The Marine Corps' success has bled over to Big Army – an organization 10x larger – and the US has since exported the science of small-unit warfare to its most important allies. For decades, the United States has been exerting pressure on the Taiwanese military to acknowledge the escalating Chinese threat. It has not worked. For the most part, American warnings have been disregarded, overlooked, or understated. The rationale is simple: war between China and Taiwan would be cataclysmic, so accordingly, Taiwanese policymakers have decided on the worst strategy of all: never fully and publicly naming the risk and, as a result, allocating inadequate resources to address it.

FT in 2022.

Taiwan’s former top military official issued a dire warning last week. The armed forces lacked a clear strategy to defend the country against a Chinese attack and the president might not understand the conceptual thinking needed to counter that threat, said Admiral Lee Hsi-ming, former chief of the general staff.

2024 is the year to take China seriously


According to the FT, Taiwan will, for the first time, fully simulate the whole-of-military response to a potential Chinese invasion.

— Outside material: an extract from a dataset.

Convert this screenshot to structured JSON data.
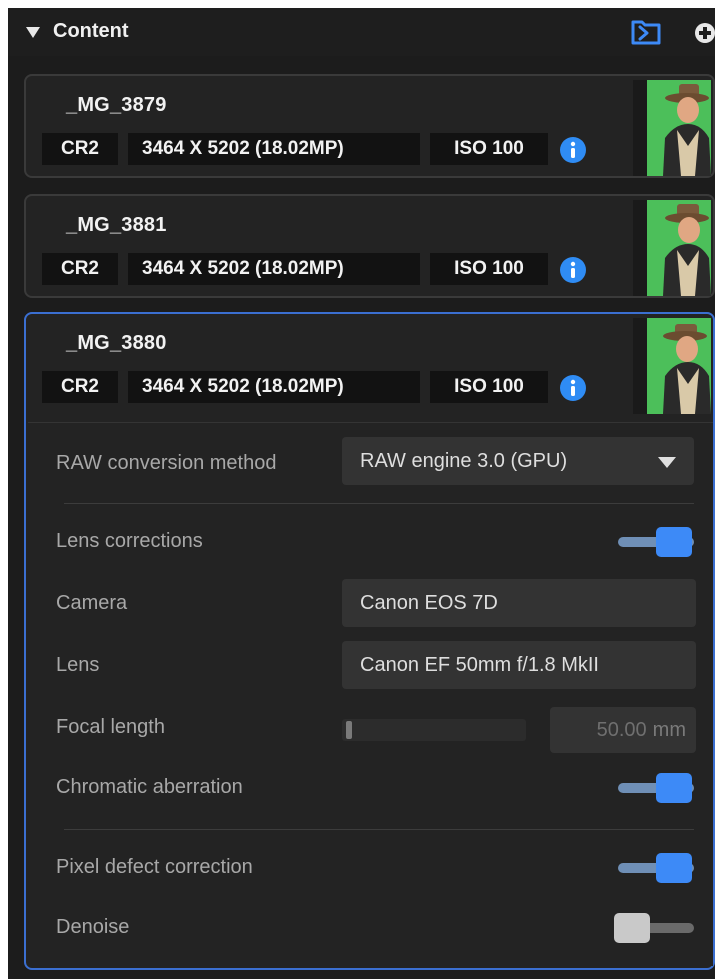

This time, we are exercising the ability of small units to operate in the event that they are cut off from more senior command. The focus is on how to adapt, how to decide what to do, under what circumstances to engage the enemy.

So why is Taiwan rethinking the Chinese threat now, after neglecting it for so long?

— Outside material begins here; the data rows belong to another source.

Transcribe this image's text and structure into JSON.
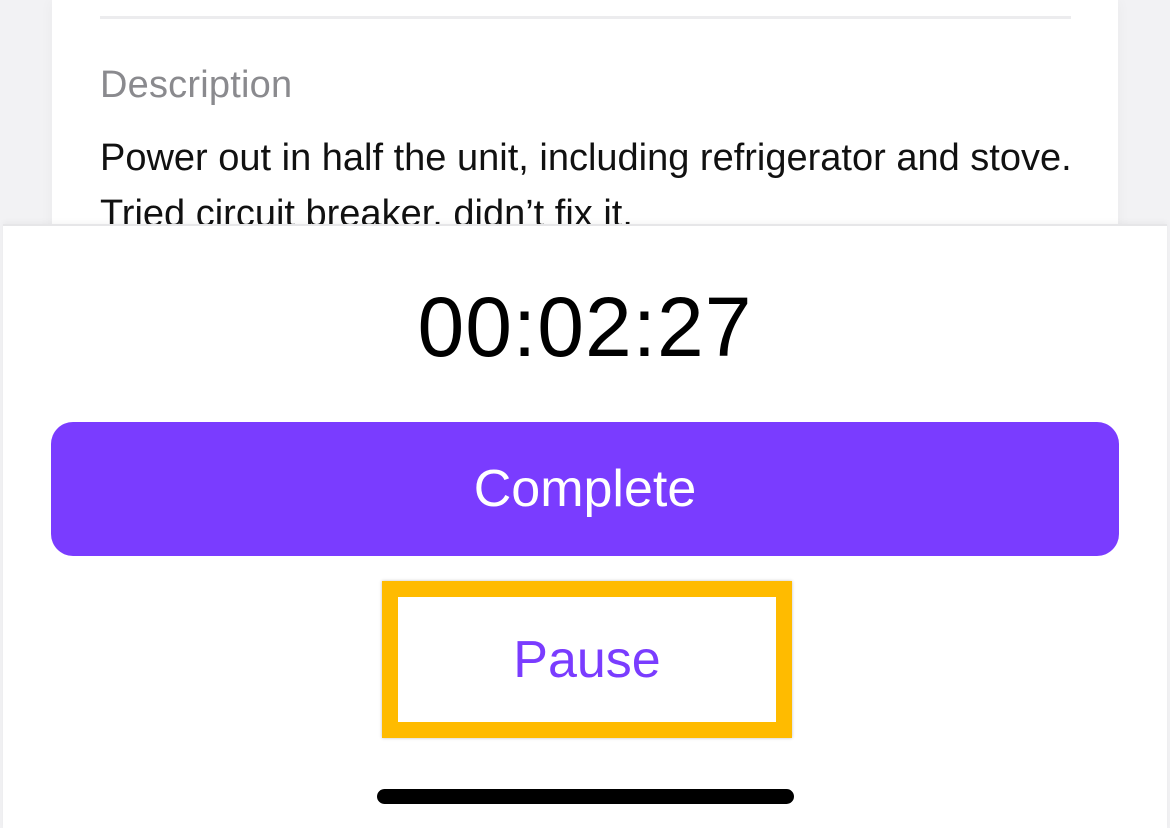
{
  "description": {
    "label": "Description",
    "text": "Power out in half the unit, including refrigerator and stove. Tried circuit breaker, didn’t fix it."
  },
  "timer": {
    "elapsed": "00:02:27"
  },
  "actions": {
    "complete_label": "Complete",
    "pause_label": "Pause"
  },
  "colors": {
    "accent": "#7a3cff",
    "highlight": "#ffbb00"
  }
}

It seems to me that a few threads come together in a, ahem, problematic stew.

First, it looks increasingly likely that Donald Trump will be the next president of the United States. If Trump wins, the Taiwanese cannot, in good conscience, rely on the United States as they have done over the past 40 years.

Next, Xi and his cronies seem to have convinced themselves that the United States is overextended because of its massive support for Ukraine against Russian forces. Resource-strapped countries are less threatening, or at least that is what the Chinese hope.

Finally, Xi now has total control of the Chinese state; all economic, strategic, and military resources have been centralized under one man. With no checks, Xi may view a second Trump presidency and an open-ended Ukraine-Russia war as the perfect pretext for launching his much-desired war of reunification.

If Chinese military incursions into Taiwanese space are a signal, "one country, two systems" may not survive Trump a second time.